Cross-validation 1 Cross-validation
introduce
Cross Validation in Sklearn is very helpful in choosing the right Model and Model parameters. With its help, we can visually see the impact of different models or parameters on structural accuracy.
Usage method:
from sklearn.cross_validation import cross_val_score # K-fold cross-validation module
Example 1 - How to select the correct Model base validation method
from sklearn.datasets import load_iris # iris dataset
from sklearn.model_selection import train_test_split # Split Data Module
from sklearn.neighbors import KNeighborsClassifier # K-Nearest Neighbor classification algorithm
#Loading iris datasets
iris = load_iris()
X = iris.data
y = iris.target
#Split data and
X_train, X_test, y_train, y_test = train_test_split(X, y, random_state=4)
#Modeling
knn = KNeighborsClassifier()
#Training model
knn.fit(X_train, y_train)
#Print out accuracy
print(knn.score(X_test, y_test))
# 0.973684210526
You can see that the accuracy of the basic validation is 0.973684210526
Example 2 - How to choose the correct Cross Validation for Model s
from sklearn.cross_validation import cross_val_score # K-fold cross-validation module
#Use K-fold cross validation module
#Here: KNN parameters can be transformed to compare different models; cv=5 can be transformed to divide the data into more parts
scores = cross_val_score(knn, X, y, cv=5, scoring='accuracy')

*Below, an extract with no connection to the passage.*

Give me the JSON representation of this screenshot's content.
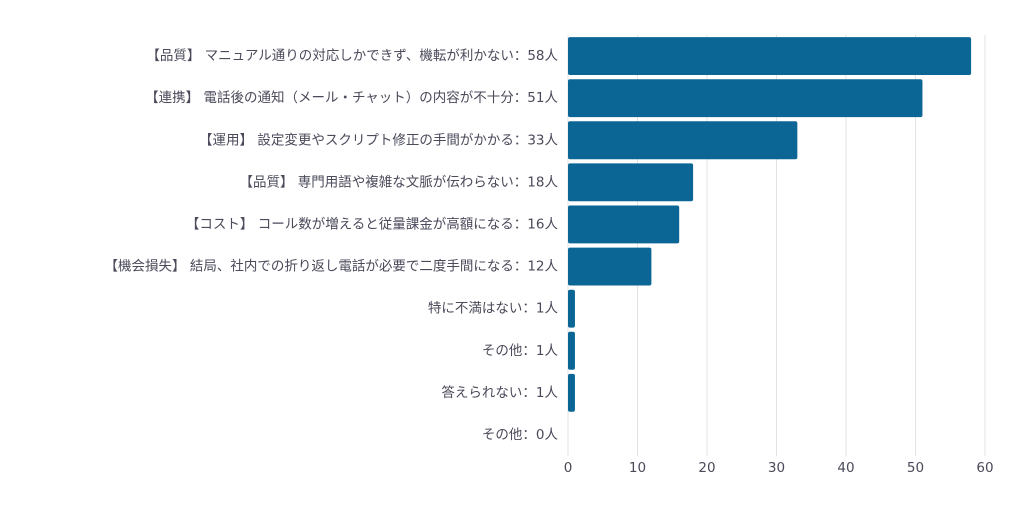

#Print out 5 times prediction accuracy
print(scores)
# [ 0.96666667 1. 0.93333333 0.96666667 1. ]
#Print out the average prediction accuracy for five times, which is more convincing than score once
print(scores.mean())
# 0.973333333333
Example 3 - How to select model parameters? Judging by accuracy
Generally speaking, accuracy is used to judge whether a classification model is good or bad.
import matplotlib.pyplot as plt #Visualization module
#Set up test parameters
k_range = range(1, 31)
k_scores = []
#Calculates the impact of different parameters on the model iteratively and returns the average accuracy after cross-validation
for k in k_range:
knn = KNeighborsClassifier(n_neighbors=k)

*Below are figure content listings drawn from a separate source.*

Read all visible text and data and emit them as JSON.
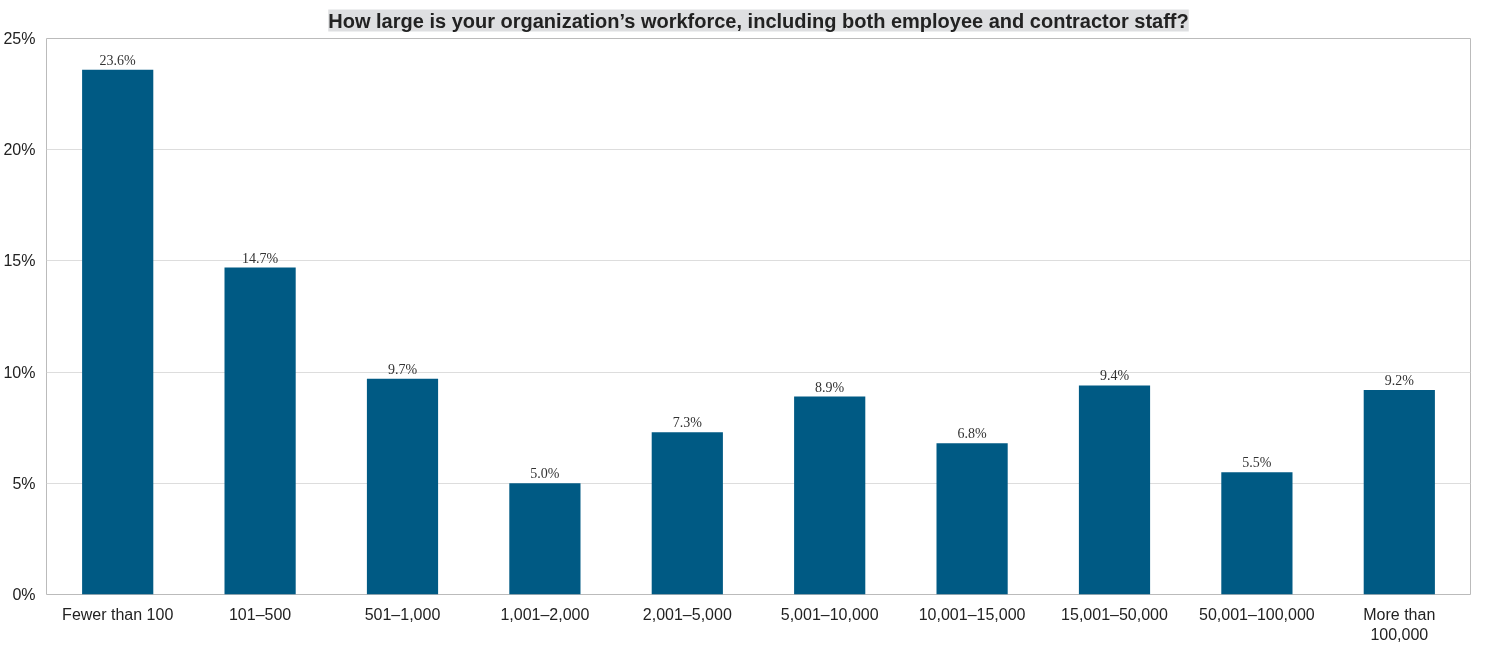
{
  "chart_data": {
    "type": "bar",
    "title": "How large is your organization’s workforce, including both employee and contractor staff?",
    "categories": [
      "Fewer than 100",
      "101–500",
      "501–1,000",
      "1,001–2,000",
      "2,001–5,000",
      "5,001–10,000",
      "10,001–15,000",
      "15,001–50,000",
      "50,001–100,000",
      "More than 100,000"
    ],
    "values": [
      23.6,
      14.7,
      9.7,
      5.0,
      7.3,
      8.9,
      6.8,
      9.4,
      5.5,
      9.2
    ],
    "value_labels": [
      "23.6%",
      "14.7%",
      "9.7%",
      "5.0%",
      "7.3%",
      "8.9%",
      "6.8%",
      "9.4%",
      "5.5%",
      "9.2%"
    ],
    "color": "#005a84",
    "ylim": [
      0,
      25
    ],
    "yticks": [
      {
        "value": 0,
        "label": "0%"
      },
      {
        "value": 5,
        "label": "5%"
      },
      {
        "value": 10,
        "label": "10%"
      },
      {
        "value": 15,
        "label": "15%"
      },
      {
        "value": 20,
        "label": "20%"
      },
      {
        "value": 25,
        "label": "25%"
      }
    ],
    "grid": "y"
  }
}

scores = cross_val_score(knn, X, y, cv=10, scoring='accuracy')
k_scores.append(scores.mean())
#Visualizing data
plt.plot(k_range, k_scores)
plt.xlabel('Value of K for KNN')
plt.ylabel('Cross-Validated Accuracy')
plt.show()
As you can see from the graph, the k value of 12-18 is the best choice.After 18, the accuracy begins to decline because of the problem of over fitting.
Example 4 - How do you choose model parameters? Judged by Mean squared error
Generally speaking, mean squared error is used to judge whether a regression model is good or bad.
import matplotlib.pyplot as plt
k_range = range(1, 31)
k_scores = []
for k in k_range:
knn = KNeighborsClassifier(n_neighbors=k)
loss = -cross_val_score(knn, X, y, cv=10, scoring='mean_squared_error')
k_scores.append(loss.mean())
plt.plot(k_range, k_scores)
plt.xlabel('Value of K for KNN')
plt.ylabel('Cross-Validated MSE')
plt.show()
As you can see from the graph, the lower the mean variance, the better, so choosing a K value of around 13-18 is the best.